“This is my lucky day, I just know it!”
Casinos are like banks, but they divest you of your money in more entertaining ways than mere fees. Nowadays casinos are in some ways extremely efficient - you can go into a casino and make a deposit of several million dollars in a matter of minutes. In others however, they are grossly inefficient - making a withdrawal can take days and days and usually involves many deposits of increasing amounts before the withdrawal is granted by the penguin-suited banker behind the green baize counter. Sometimes the banker closes the counter and tells you that if you don't have any more deposits to make, your withdrawal cannot be authorised, even in theory. If you kick up too much of a fuss about this unfair treatment, you'll probably be ejected from the building, or in extreme cases, taken into a small room and beaten with sticks by two burly men. Casinos are therefore federally approved to be a very secure way to keep your money safe. Unfortunately no interest is earned while your deposit is in the casino, but it is generally accepted that the fun in making a deposit is generally worth this small inconvenience.
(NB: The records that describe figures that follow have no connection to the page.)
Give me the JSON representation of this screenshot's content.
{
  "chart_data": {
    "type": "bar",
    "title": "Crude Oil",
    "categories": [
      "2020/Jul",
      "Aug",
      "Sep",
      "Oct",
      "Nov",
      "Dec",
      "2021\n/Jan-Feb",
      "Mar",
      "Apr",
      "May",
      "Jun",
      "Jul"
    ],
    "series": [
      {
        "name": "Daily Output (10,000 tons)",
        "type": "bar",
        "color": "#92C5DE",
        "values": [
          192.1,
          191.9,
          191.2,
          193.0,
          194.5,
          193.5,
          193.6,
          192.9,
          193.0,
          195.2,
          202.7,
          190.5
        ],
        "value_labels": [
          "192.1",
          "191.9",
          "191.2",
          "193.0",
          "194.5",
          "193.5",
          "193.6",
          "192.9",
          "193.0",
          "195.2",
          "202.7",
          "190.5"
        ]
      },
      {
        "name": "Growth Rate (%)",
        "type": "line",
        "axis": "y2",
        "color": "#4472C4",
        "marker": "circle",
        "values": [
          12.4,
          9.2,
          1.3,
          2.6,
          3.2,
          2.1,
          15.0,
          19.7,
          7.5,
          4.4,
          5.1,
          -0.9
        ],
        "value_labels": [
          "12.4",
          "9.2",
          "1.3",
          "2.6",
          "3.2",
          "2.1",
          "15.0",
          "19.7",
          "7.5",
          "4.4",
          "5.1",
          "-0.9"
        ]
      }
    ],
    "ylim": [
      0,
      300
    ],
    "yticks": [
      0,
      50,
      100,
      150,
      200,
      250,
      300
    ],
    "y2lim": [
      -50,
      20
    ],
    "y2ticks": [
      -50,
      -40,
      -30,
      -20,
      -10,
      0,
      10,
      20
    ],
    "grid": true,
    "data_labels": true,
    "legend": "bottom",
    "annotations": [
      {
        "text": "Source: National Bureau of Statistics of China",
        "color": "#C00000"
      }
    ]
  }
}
In the interests of security there are no external windows in casinos and because of this, 24 casinoing was invented to make it easier to bank at any time of the day or night. Clocks are removed because of the laid-back nature of casino owners who don't care what time it is as long as they can bank your money. If they could take your watches off you at the door to chill you out a bit and make you less scared of making a deposit when you really came in for a withdrawal, they would.
Casinos were invented by the money men of the 1950s as a way to liquidate people's assets by way of card games. However, mistakes were made and Snap was rapidly shelved when it became apparent that the bankers, after 12 hours at the counter, weren't quite quick enough to swell the casino's coffers adequately.
Card games were briefly replaced by iguana baiting, tongue wrestling and kitten huffing but these new-fangled games were all rejected as inefficient ways to liquidate customer's assets quickly. Card games saw a resurgence when a cowboy trying to speed up the deposit process invented No Limit Texas Holdem. Most historians agree that Blackjack was named in honour of the billy clubs the two burly men use to beat people with but a few fringe lunatics still maintain that the name came from a liquorice sweet found stuck to one of the green baize counters in the early days. To this day, saying "hit me" and "stick" are frequently used terms in Blackjack, lending weight to the more popular theory.
Eventually, to keep up with demand and in honour of a local bandito called Maurice who lost an arm while trying to rob the casino, ATM machines were installed in casinos. These "Automatic taking of Money" machines were generally for deposits but occasionally would dispense it. The machine's electronic brains were programmed in such a way that if they ever did have to let a customer make a withdrawal, it would spitefully spit out the whole lot in coins, requiring a large sack, cup or, in the case of extremely large withdrawals, a wheelbarrow.
Fortunately coins could be exchanged for monopoly money at special cages, staffed by monkeys, although the monkeys did occasionally eat some of the coins. Due to this, the coins were gradually replaced by tasteless plastic 'chips' in all but the ATMs (three programmers and two mechanics were killed trying to change the money out of one particularly viscious ATM before giving up).
During the devastating casino wars back in the 60s, casino owners all moved to Las Vegas. The need to offer more impressive banking facilities than the next casino and the introduction of marketing men and movie set designers on acid have caused modern casinos to spiral out of control. Gigantic shopping malls and restaurants have made going to a casino that much easier. The tasteless plastic chips can be used to buy food, clothing and even a bed for the night whilst waiting for the possibility of a random withdrawal when making deposits.
Casinos have warped the very fabric of space and time, causing all sorts of weird effects. Localised time dilation can be seen if approaching an ATM - time speeds up leaving the user of the ATM convinced that they've only been depositing coins for twenty minutes when everyone else believes they've been there for 18 hours. Luckily there are easily enough ATMs to go around and no-one complains (mostly due to the staff giving out free alcoholic beverages to deposit makers). The lack of natural sunlight combined with the time effects and the lack of adequate signage cause anyone entering a casino to get older much much faster, which is why modern casinos are frequented by confused little old ladies carrying enormous cups of coins who can't find the exit.